Rubinic certainly has talent, but he's new enough that he's overshadowed by Richwine and Ariano when he's with them - but then, Ariano's Tito Morelli overshadows everything and everyone, as Ariano has no difficulty bringing Tito's immense ego, physical presence, and sheer operatic talent to life.
The problems take place in a hotel suite with six doors, two costumed Otellos, two women who have somehow managed to lose their dresses - the besotted Maggie and the ambitious Cleveland soprano, Diana (Angela Ruediger in a fine non-musical comic turn, looking exactly like the opera soprano she actually is when not on the theatrical stage instead), multiple doses of sleeping pills, and a note by... someone or other... that could be a suicide note, unless of course it isn't. It's a story where the chaos never stops, and where everything really is happening at once, which is exactly how farce should be.

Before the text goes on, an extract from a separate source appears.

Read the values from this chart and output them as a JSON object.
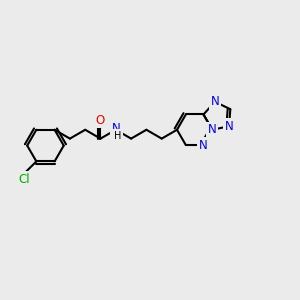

Also worthy of note, in the two smaller roles of the show, are Carole M. Olmstead as Aunt Julia, queen of the opera board and the opera gala, herself smitten by Tito Morelli, and Alex Principe as the celebrity-obsessed, would-be-singer of a hotel bellhop, in one of the funniest on-and-off character parts ever written into a farce.
Will the opera go on? Did Tito kill himself after his last go-round with Maria? Who showed up at the opera in an Otello costume, trying to break in backstage? Can Max save the day, or will Saunders sack him for ruining the opera company's make-or-break event? And is the shrimp in mayonnaise edible, or will Julia be responsible for poisoning the major donors? All of these are answered (with the possible exception of that nasty little shrimp problem) during the hilarity in the Morellis' suite.
Nicely directed by Dave Olmstead, who has the pacing that this show requires down cold, and beautifully costumed by Paul R. Foltz. Kudos, in particular, to Nels Martin and Brian M. Ariano for the set and its construction, which is an especially nice piece of work. Without being overly elaborate, it's a neatly constructed luxury hotel suite of the old school, and it works perfectly; less convincing sets have shown up on professional stages.